You're correctly understanding the effects of final
(except maybe the inner loop of case 2), but your cost estimates are way off. We shouldn't expect a big effect anywhere because mt19937 is just plain slow and all 3 versions spend most of their time in it.
The only thing that's not lost / buried in noise / overhead is the effect of inlining int run_once() override final
into the inner loop in FooPlus::run_multiple
, which both Case 2 and Case 3 run.
But Case 1 can't inline Foo::run_once()
into Foo::run_multiple()
, so there's function-call overhead inside the inner loop, unlike the other 2 cases.
Case 2 has to call run_multiple
repeatedly, but that's only once per 100 runs of run_once
and has no measurable effect.
For all 3 cases, most of the time is spent dist(rng);
, because std::mt19937
is pretty slow compared to the extra overhead of not inlining a function call.
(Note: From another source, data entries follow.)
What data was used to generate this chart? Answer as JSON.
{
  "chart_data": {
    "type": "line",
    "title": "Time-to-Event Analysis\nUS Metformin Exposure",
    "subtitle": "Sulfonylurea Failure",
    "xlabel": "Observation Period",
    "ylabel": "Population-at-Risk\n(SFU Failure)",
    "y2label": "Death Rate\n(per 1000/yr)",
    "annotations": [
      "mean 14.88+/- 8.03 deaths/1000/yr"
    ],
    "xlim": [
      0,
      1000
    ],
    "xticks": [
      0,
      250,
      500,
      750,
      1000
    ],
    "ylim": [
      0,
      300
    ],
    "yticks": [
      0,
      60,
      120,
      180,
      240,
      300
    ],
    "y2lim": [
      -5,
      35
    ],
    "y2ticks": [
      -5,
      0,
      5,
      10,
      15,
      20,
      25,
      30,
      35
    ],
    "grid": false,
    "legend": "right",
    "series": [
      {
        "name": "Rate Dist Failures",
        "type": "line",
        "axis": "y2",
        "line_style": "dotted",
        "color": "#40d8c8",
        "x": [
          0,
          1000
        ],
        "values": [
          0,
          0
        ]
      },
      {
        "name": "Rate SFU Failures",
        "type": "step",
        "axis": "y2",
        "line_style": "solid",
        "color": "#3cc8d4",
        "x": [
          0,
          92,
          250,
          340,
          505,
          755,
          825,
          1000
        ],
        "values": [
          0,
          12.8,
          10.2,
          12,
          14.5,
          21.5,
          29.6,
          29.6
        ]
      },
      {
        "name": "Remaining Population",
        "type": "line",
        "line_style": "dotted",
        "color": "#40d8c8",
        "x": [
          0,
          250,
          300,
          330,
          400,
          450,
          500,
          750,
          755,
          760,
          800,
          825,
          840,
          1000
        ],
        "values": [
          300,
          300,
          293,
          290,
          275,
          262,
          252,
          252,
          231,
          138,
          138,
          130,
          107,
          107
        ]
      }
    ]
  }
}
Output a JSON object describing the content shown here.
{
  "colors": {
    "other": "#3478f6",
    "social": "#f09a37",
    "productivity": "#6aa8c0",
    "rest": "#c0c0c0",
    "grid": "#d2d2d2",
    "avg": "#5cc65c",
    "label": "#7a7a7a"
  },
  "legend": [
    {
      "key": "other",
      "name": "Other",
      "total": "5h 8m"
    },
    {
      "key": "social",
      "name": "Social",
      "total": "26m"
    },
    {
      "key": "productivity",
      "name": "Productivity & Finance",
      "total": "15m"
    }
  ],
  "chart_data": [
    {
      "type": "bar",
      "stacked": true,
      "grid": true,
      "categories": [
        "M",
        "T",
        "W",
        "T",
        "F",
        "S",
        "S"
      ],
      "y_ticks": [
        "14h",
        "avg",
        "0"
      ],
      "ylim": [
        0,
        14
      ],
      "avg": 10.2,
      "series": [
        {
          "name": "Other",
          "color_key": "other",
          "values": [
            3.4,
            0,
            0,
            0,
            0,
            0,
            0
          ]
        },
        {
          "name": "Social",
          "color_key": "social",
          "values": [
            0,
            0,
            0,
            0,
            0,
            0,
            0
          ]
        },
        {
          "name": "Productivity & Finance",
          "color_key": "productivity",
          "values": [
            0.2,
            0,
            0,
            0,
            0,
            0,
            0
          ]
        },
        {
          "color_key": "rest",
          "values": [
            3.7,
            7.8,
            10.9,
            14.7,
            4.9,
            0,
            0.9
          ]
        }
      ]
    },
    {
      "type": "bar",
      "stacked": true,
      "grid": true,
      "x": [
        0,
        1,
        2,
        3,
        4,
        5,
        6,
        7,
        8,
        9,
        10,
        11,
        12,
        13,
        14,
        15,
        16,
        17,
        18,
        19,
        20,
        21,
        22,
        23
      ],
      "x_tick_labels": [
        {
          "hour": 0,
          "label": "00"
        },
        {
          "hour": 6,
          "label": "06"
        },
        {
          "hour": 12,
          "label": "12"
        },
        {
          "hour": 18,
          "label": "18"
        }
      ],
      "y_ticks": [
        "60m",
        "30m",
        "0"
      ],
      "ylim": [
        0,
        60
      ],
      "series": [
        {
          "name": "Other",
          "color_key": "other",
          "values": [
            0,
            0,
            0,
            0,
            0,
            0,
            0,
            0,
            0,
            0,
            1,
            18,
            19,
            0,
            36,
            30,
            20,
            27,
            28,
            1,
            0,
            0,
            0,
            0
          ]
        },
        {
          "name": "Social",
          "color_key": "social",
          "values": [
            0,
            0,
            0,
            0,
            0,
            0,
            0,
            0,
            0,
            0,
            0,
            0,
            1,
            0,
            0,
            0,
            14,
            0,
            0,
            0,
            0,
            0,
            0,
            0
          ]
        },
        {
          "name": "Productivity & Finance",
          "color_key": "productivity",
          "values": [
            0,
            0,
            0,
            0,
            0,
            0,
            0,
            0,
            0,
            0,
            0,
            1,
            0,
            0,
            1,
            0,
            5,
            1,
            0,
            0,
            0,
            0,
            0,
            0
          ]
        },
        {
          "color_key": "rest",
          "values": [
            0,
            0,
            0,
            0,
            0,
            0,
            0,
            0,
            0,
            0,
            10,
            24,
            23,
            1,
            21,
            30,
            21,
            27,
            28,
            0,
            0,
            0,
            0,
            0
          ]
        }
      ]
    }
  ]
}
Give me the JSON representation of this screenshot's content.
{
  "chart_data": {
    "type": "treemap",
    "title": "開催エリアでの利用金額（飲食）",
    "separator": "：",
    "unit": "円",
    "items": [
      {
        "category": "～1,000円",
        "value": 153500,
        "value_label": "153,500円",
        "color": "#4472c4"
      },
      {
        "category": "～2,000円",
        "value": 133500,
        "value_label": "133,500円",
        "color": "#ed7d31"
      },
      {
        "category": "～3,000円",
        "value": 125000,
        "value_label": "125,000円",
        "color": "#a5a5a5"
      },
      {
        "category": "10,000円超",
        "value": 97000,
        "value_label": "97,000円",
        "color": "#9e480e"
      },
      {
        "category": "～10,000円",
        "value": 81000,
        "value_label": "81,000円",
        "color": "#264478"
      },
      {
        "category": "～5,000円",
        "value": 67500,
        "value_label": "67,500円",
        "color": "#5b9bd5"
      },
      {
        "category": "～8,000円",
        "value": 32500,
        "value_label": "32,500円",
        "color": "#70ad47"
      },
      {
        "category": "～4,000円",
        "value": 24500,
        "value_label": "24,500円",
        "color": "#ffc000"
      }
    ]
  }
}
Out-of-order execution can probably hide a lot of that overhead, too. But not all of it, so there's still something to measure.
Case 3 is able to inline everything to this asm loop (from your quickbench link):
# percentages are *self* time, not including time spent in the PRNG
# These are from QuickBench's perf report tab,
# presumably sample for core clock cycle perf events.
# Take them with a grain of salt: superscalar + out-of-order exec
# makes it hard to blame one instruction for a clock cycle
VirtualWithFinalCase2(benchmark::State&): # case 3 from QuickBench link
... setup before the loop
.p2align 3
.Louter: # do{
xor %ebp,%ebp # sum = 0
mov $0x64,%ebx # inner = 100
.p2align 3 # nopw 0x0(%rax,%rax,1)
.Linner: # do {
51.82% mov %r13,%rdi
mov %r15,%rsi
mov %r13,%rdx # copy args from call-preserved regs
callq 404d60 # mt PRNG for unsigned long
47.27% add %eax,%ebp # sum += run_once()
add $0xffffffff,%ebx # --inner
jne .Linner # }while(inner);
mov %ebp,0x4(%rsp) # store to volatile local: benchmark::DoNotOptimize(x);
0.91% add $0xffffffffffffffff,%r12 # --outer
jne # } while(outer)
Case 2 can still inline run_once
into run_multiple
because class FooPlus
uses int run_once() override final
. There's virtual-dispatch overhead in the outer loop (only), but this small extra cost for each outer loop iteration is totally dwarfed by the cost of the inner loop (identical between Case 2 and Case 3).
So the inner loop will be essentially identical, with indirect-call overhead only in the outer loop. It's unsurprising that this is unmeasurable or at least lost in noise on Quickbench.
Case 1 can't inline Foo::run_once()
into Foo::run_multiple()
, so there's function-call overhead there, too. (The fact that it's an indirect function call is relatively minor; in a tight loop branch prediction will do a near-perfect job.)
Case 1 and Case 2 have identical asm for their outer loop, if you look at the disassembly on your Quick-Bench link.
Neither one can devirtualize and inline run_multiple
. Case 1 because it's virtual non-final, Case 2 because it's only the base class, not the derived class with a final
override.
# case 2 and case 1 *outer* loops
.loop: # do {
mov (%r15),%rax # load vtable pointer
mov $0x64,%esi # first C++ arg
mov %r15,%rdi # this pointer = hidden first arg
callq *0x8(%rax) # memory-indirect call through a vtable entry
mov %eax,0x4(%rsp) # store the return value to a `volatile` local
add $0xffffffffffffffff,%rbx
jne 4049f0 .loop # } while(--i != 0);
This is probably a missed optimization: the compiler can prove that Base *f
came from new FooPlus()
, and thus is statically known to be of type FooPlus
. operator new
can be overridden, but the compiler still emits a separate call to FooPlus::FooPlus()
(passing it a pointer to the storage from new
). So this just seems to be a cast of clang not taking advantage in Case 2 and maybe also Case 1.